Tell us about your most influential teachers and mentors and how they influenced the composer you are today. My most important teacher at the New England Conservatory was Robert Cogan. I studied with him for about six years. I still regard him as an important mentor. He told me when I first started taking lessons from him, “a composer should grow like a tree.” I was very moved by this image. It made me realize that there is no shortcut to becoming a composer. In fact, one should avoid shortcuts in order to have deep roots and develop one’s music in a substantial and resourceful way. I also took lessons from John Heiss and Lee Hyla, they were both wonderful teachers. 

What is your greatest passion outside of music? I feel passionate about supporting immigrants. While a student at NEC, I was a waiter in a Chinese restaurant where I worked closely with undocumented Chinese immigrants. Their stories and experiences inspired me. I continue to work with organizations and foundations to protect immigrants and advocate for their cause, and I mentor young artists who are immigrants like myself.

What words of advice would you give current NEC student composers? NEC is such a special place where young composers can interact with so many amazing and passionate musicians. These interactions may be the start of life-long collaborations. For any young composer, there is no better gift than a community that inspires one's musical imagination, and nourishes one's artistic development.

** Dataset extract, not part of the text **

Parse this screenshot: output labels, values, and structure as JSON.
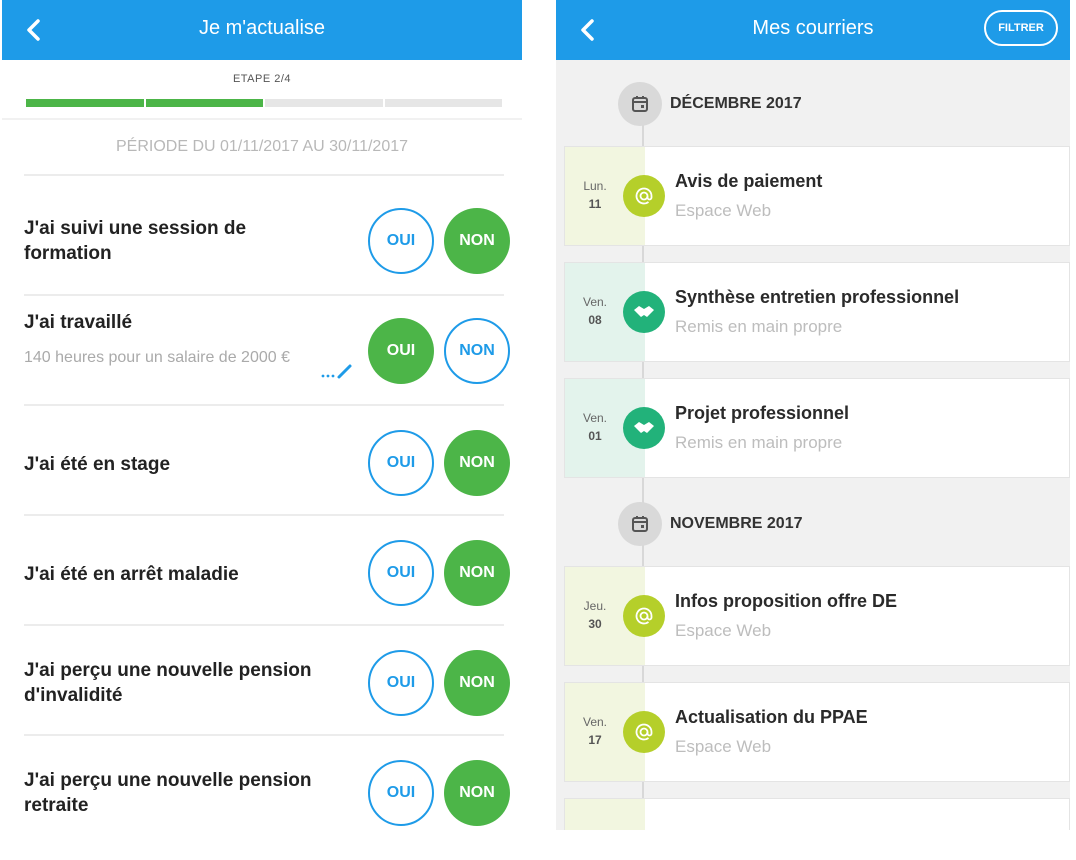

About Lei Liang ’96, ’98 M.M.

Heralded as "one of the most exciting voices in New Music" by The Wire magazine, Lei Liang is a Chinese-born American composer whose works have been described as "hauntingly beautiful and sonically colorful" by the New York Times, and as "far, far out of the ordinary, brilliantly original and inarguably gorgeous" by the Washington Post. 
 
Lei Liang is the winner of the Rome Prize, the recipient of a Guggenheim Fellowship, an Aaron Copland Award, a Koussevitzky Foundation Commission and a Creative Capital Award. His concerto for saxophone and orchestra “Xiaoxiang” was named a finalist for the Pulitzer Prize in Music in 2015.
 
Lei Liang was commissioned by the New York Philharmonic and Alan Gilbert for the inaugural concert of the CONTACT! new music series. Other commissions and performances come from the National Endowment for the Arts, the Fromm Music Foundation, Meet the Composer, Chamber Music America, MAP Fund, the Boston Modern Orchestra Project, the Taipei Chinese Orchestra, the Scharoun Ensemble of the Berlin Philharmonic, the Arditti Quartet, the Shanghai Quartet, the San Francisco Contemporary Music Players, the New York New Music Ensemble, and pipa virtuoso Wu Man. Lei Liang’s six portrait discs are released on Naxos, New World, Mode, Encounter and Bridge Records. As a scholar and conservationist of cultural traditions, he edited and co-edited four books and editions, and published more than twenty articles.
 
Lei Liang studied composition with Sir Harrison Birtwistle, Robert Cogan, Chaya Czernowin and Mario Davidovsky, and received degrees from the New England Conservatory of Music (B.M. and M.M.) and Harvard University (Ph.D.). A Young Global Leader of the World Economic Forum, he held fellowships from the Harvard Society of Fellows and the Paul & Daisy Soros Fellowships. Lei Liang serves as professor of music and chair of the composition area at the University of California, San Diego where he also served as Acting Chair from 2015 to 2016. His catalogue of more than seventy compositions is published exclusively by Schott Music Corporation (New York).